J’ouvris enfin la bouche. Au bout de combien de temps ? Je n’en sais rien. Les chiens s’étonnèrent, échangèrent des regards incrédules puis inquiets, et ils refermèrent la porte. Je débandai aussitôt. Qu’avais-je dit ? Je n’en savais rien non plus. Qu’allait-il se passer ? J’attendais. Puis la porte s’ouvrit.

Un grand type se tenait dans la lumière extérieure, tenant une chaise dans chaque main. Je compris que nous allions nous asseoir. J’avais vaguement entendu parler de ces interrogatoires. On en romançait tous les jours les turpitudes. J’aurais dû éprouver alors une panique impossible à contrôler sans moyens extérieurs. Le type me dit que je n’avais rien à craindre. Il ajouta même que j’étais entre de bonnes mains. Je pouvais lui faire confiance, disait-il.

Il m’en demandait beaucoup. Je ne me sentais pas du tout à la hauteur de la situation telle qu’il l’envisageait. J’étais complètement à poil, vidé de tous mes rêves, incapable de me situer dans le temps.
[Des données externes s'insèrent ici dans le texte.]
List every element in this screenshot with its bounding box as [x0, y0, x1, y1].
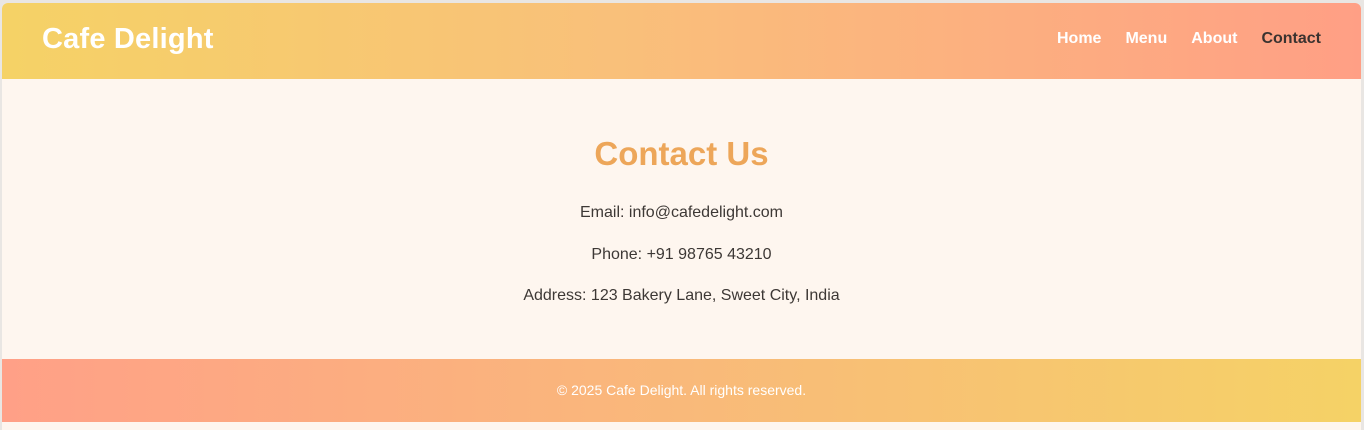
nav-home-link[interactable]: Home — [1057, 30, 1101, 48]
contact-email: Email: info@cafedelight.com — [580, 204, 783, 221]
site-footer: © 2025 Cafe Delight. All rights reserved… — [2, 359, 1361, 422]
contact-phone: Phone: +91 98765 43210 — [591, 246, 772, 263]
contact-section: Contact Us Email: info@cafedelight.com P… — [2, 79, 1361, 359]
main-nav: Home Menu About Contact — [1057, 30, 1321, 48]
contact-address: Address: 123 Bakery Lane, Sweet City, In… — [523, 287, 840, 304]
page-title: Contact Us — [594, 135, 769, 172]
brand-logo[interactable]: Cafe Delight — [42, 23, 214, 56]
copyright-text: © 2025 Cafe Delight. All rights reserved… — [556, 382, 807, 398]
page: Cafe Delight Home Menu About Contact Con… — [2, 3, 1361, 430]
site-header: Cafe Delight Home Menu About Contact — [2, 3, 1361, 79]
nav-contact-link[interactable]: Contact — [1261, 30, 1321, 48]
nav-about-link[interactable]: About — [1191, 30, 1237, 48]
nav-menu-link[interactable]: Menu — [1125, 30, 1167, 48]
Il m’offrit une chaise et attendit que je sois assis pour s’asseoir lui-même sur l’autre chaise. Il écarta mes genoux et empoigna mes parties à pleines mains. D’après lui, j’étais membré comme un taureau de combat. Je n’avais jamais vu de taureaux, et encore moins de combats. J’étais étranger à ce monde où la faiblesse de l’un sert de ressort à la force de l’autre. Et inversement.
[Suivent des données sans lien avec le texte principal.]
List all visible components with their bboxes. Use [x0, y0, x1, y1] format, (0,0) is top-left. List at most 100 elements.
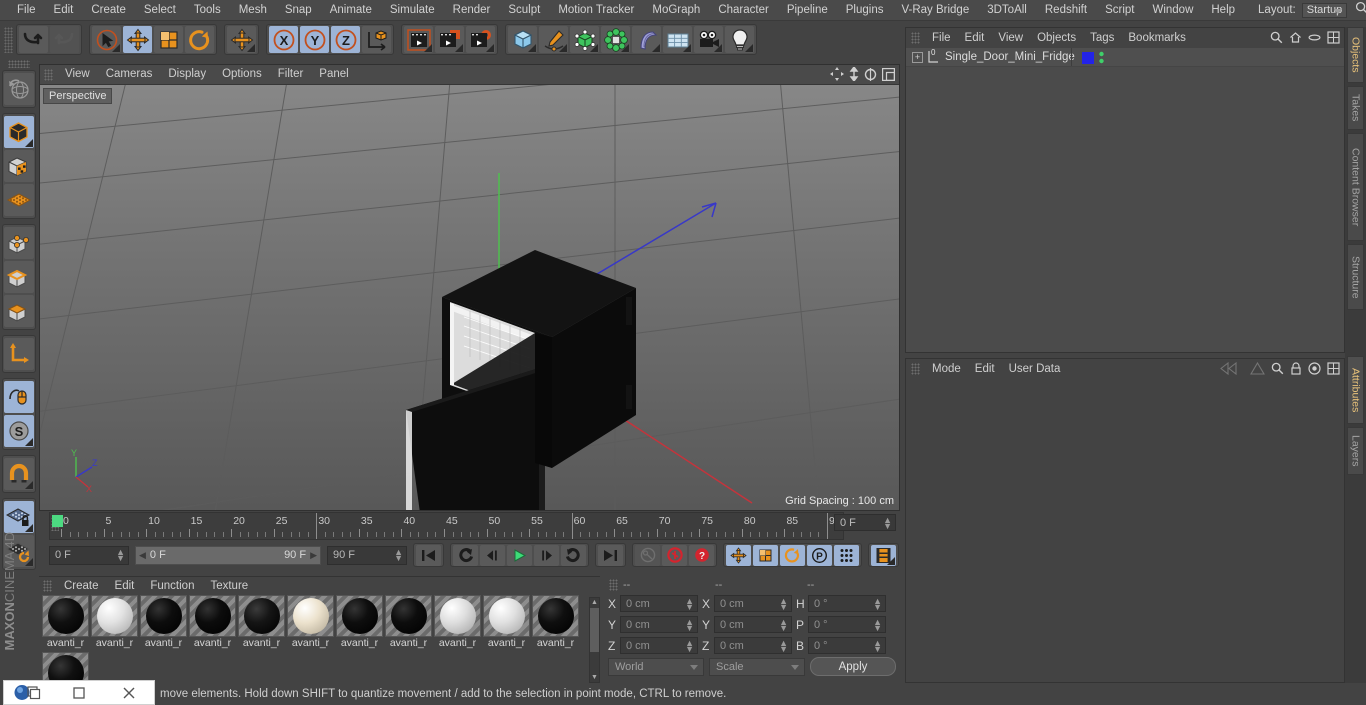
viewport-menu-filter[interactable]: Filter — [270, 65, 312, 84]
attributes-menu-edit[interactable]: Edit — [968, 360, 1002, 379]
menu-item-script[interactable]: Script — [1096, 0, 1143, 20]
viewport-menu-cameras[interactable]: Cameras — [98, 65, 161, 84]
spinner-icon[interactable]: ▲ ▼ — [779, 597, 788, 612]
add-deformer[interactable] — [632, 26, 661, 53]
viewport-solo-tool[interactable] — [3, 381, 34, 413]
expand-toggle-icon[interactable]: + — [912, 51, 923, 63]
spinner-icon[interactable]: ▲ ▼ — [116, 547, 125, 562]
spinner-icon[interactable]: ▲ ▼ — [873, 597, 882, 612]
coordinate-size-field[interactable]: 0 cm ▲ ▼ — [714, 595, 792, 612]
pan-icon[interactable] — [830, 67, 844, 86]
material-item[interactable]: avanti_r — [91, 595, 140, 651]
live-selection-tool[interactable] — [92, 26, 121, 53]
objects-menu-file[interactable]: File — [925, 29, 958, 48]
fullscreen-icon[interactable] — [1327, 31, 1340, 49]
menu-item-select[interactable]: Select — [135, 0, 185, 20]
material-preview[interactable] — [42, 652, 89, 683]
material-preview[interactable] — [238, 595, 285, 637]
menu-item-pipeline[interactable]: Pipeline — [778, 0, 837, 20]
tab-content-browser[interactable]: Content Browser — [1347, 133, 1364, 241]
tab-attributes[interactable]: Attributes — [1347, 356, 1364, 424]
objects-menu-view[interactable]: View — [991, 29, 1030, 48]
move-tool[interactable] — [123, 26, 152, 53]
previous-keyframe-button[interactable] — [453, 544, 478, 566]
menu-item-file[interactable]: File — [8, 0, 45, 20]
attributes-body[interactable] — [906, 379, 1344, 682]
tweak-mode-tool[interactable] — [227, 26, 256, 53]
menu-item-mograph[interactable]: MoGraph — [643, 0, 709, 20]
objects-menu-objects[interactable]: Objects — [1030, 29, 1083, 48]
object-row-single-door-mini-fridge[interactable]: + 0 Single_Door_Mini_Fridge — [906, 48, 1344, 67]
objects-menu-bookmarks[interactable]: Bookmarks — [1121, 29, 1193, 48]
next-keyframe-button[interactable] — [561, 544, 586, 566]
menu-item-mesh[interactable]: Mesh — [230, 0, 276, 20]
search-icon[interactable] — [1355, 1, 1366, 20]
menu-item-character[interactable]: Character — [709, 0, 778, 20]
viewport-canvas[interactable]: Perspective Grid Spacing : 100 cm Y Z X — [40, 85, 899, 510]
scale-tool[interactable] — [154, 26, 183, 53]
apply-button[interactable]: Apply — [810, 657, 896, 676]
menu-item-help[interactable]: Help — [1202, 0, 1244, 20]
attributes-menu-mode[interactable]: Mode — [925, 360, 968, 379]
world-object-axis-toggle[interactable] — [362, 26, 391, 53]
coordinate-size-field[interactable]: 0 cm ▲ ▼ — [714, 616, 792, 633]
tab-layers[interactable]: Layers — [1347, 427, 1364, 475]
record-rotation-toggle[interactable] — [780, 544, 805, 566]
materials-menu-edit[interactable]: Edit — [107, 580, 143, 592]
material-item[interactable]: avanti_r — [238, 595, 287, 651]
material-item[interactable]: avanti_r — [42, 595, 91, 651]
add-environment-object[interactable] — [663, 26, 692, 53]
timeline-frame-field[interactable]: 0 F ▲ ▼ — [834, 514, 896, 531]
viewport-menu-display[interactable]: Display — [160, 65, 214, 84]
material-item[interactable]: avanti_r — [434, 595, 483, 651]
add-cube-object[interactable] — [508, 26, 537, 53]
viewport-menu-panel[interactable]: Panel — [311, 65, 356, 84]
spinner-icon[interactable]: ▲ ▼ — [685, 597, 694, 612]
snap-enable-tool[interactable]: S — [3, 415, 34, 447]
coordinate-rotation-field[interactable]: 0 ° ▲ ▼ — [808, 616, 886, 633]
maximize-icon[interactable] — [882, 67, 896, 86]
coordinate-position-field[interactable]: 0 cm ▲ ▼ — [620, 595, 698, 612]
spinner-icon[interactable]: ▲ ▼ — [883, 516, 892, 531]
coordinate-rotation-field[interactable]: 0 ° ▲ ▼ — [808, 637, 886, 654]
search-icon[interactable] — [1271, 362, 1284, 380]
undo-button[interactable] — [19, 26, 48, 53]
layout-dropdown[interactable]: Startup — [1301, 2, 1348, 18]
redo-button[interactable] — [50, 26, 79, 53]
menu-item-tools[interactable]: Tools — [185, 0, 230, 20]
ellipse-icon[interactable] — [1308, 31, 1321, 49]
magnet-tool[interactable] — [3, 458, 34, 490]
objects-list[interactable]: + 0 Single_Door_Mini_Fridge — [906, 48, 1344, 352]
render-settings-button[interactable] — [466, 26, 495, 53]
coordinate-rotation-field[interactable]: 0 ° ▲ ▼ — [808, 595, 886, 612]
attributes-menu-user-data[interactable]: User Data — [1002, 360, 1068, 379]
material-item[interactable]: avanti_r — [140, 595, 189, 651]
lock-workplane-tool[interactable] — [3, 501, 34, 533]
material-preview[interactable] — [91, 595, 138, 637]
viewport-menu-options[interactable]: Options — [214, 65, 270, 84]
lock-x-axis[interactable]: X — [269, 26, 298, 53]
material-item[interactable]: avanti_r — [189, 595, 238, 651]
spinner-icon[interactable]: ▲ ▼ — [779, 618, 788, 633]
viewport-menu-view[interactable]: View — [57, 65, 98, 84]
enable-axis-modification[interactable] — [3, 338, 34, 370]
scroll-down-icon[interactable]: ▼ — [590, 673, 599, 682]
coordinate-mode-dropdown[interactable]: Scale — [709, 657, 805, 676]
polygons-mode-tool[interactable] — [3, 295, 34, 327]
material-preview[interactable] — [532, 595, 579, 637]
record-active-objects-button[interactable] — [662, 544, 687, 566]
lock-y-axis[interactable]: Y — [300, 26, 329, 53]
spinner-icon[interactable]: ▲ ▼ — [873, 639, 882, 654]
c4d-orb-icon[interactable] — [4, 681, 54, 704]
model-mode-tool[interactable] — [3, 150, 34, 182]
render-view-button[interactable] — [404, 26, 433, 53]
materials-scrollbar[interactable]: ▲ ▼ — [589, 597, 600, 683]
material-preview[interactable] — [42, 595, 89, 637]
material-item[interactable]: avanti_r — [287, 595, 336, 651]
menu-item-create[interactable]: Create — [82, 0, 135, 20]
play-button[interactable] — [507, 544, 532, 566]
menu-item-window[interactable]: Window — [1143, 0, 1202, 20]
fullscreen-icon[interactable] — [1327, 362, 1340, 380]
material-preview[interactable] — [287, 595, 334, 637]
timeline-ruler[interactable]: 051015202530354045505560657075808590 — [49, 512, 844, 540]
Je ne savais même pas de quoi il me parlait. Je n’avais pas ouvert la bouche. Notre entretien dura des heures. Il ne me demandait pas d’approuver ou de tenter de réfuter des arguments que je ne comprenais pas. Moi, j’avais toujours cru que le chômage était la seule préoccupation du citoyen. Je les voyais travailler, s’échiner, crever pour un embellissement de leur jardin ou une amélioration des conditions de loisir. Tout ça méritait évidemment qu’ils payassent cher un système sécuritaire protégeant leurs acquis, leurs héritages et même le produit de leurs escroqueries. Mais je n’avais jamais envisagé le flic sous l’angle de la guerre. C’est con, un flic. C’est planqué. Ça ne s’est pas instruit. Ce n’est pas digne de fréquenter la famille. C’est de la domesticité à l’état pur. Du génie aussi sauvage que celui de Rimbaud, mais sur le plan de la connerie et de la servilité.

Ensuite, le type a conclu que j’avais tout compris et que j’étais prêt à servir mon pays. J’ai fait un beau voyage sur un navire de guerre aux couleurs de la Nation et de l’État confondus. Comme j’avais le type (grâce à mon papa) et que je n’avais aucune facilité pour le combat, on m’a ceinturé, déposé en plein milieu du grand marché de Racca et j’ai prié pour que ça ne me fasse pas trop mal.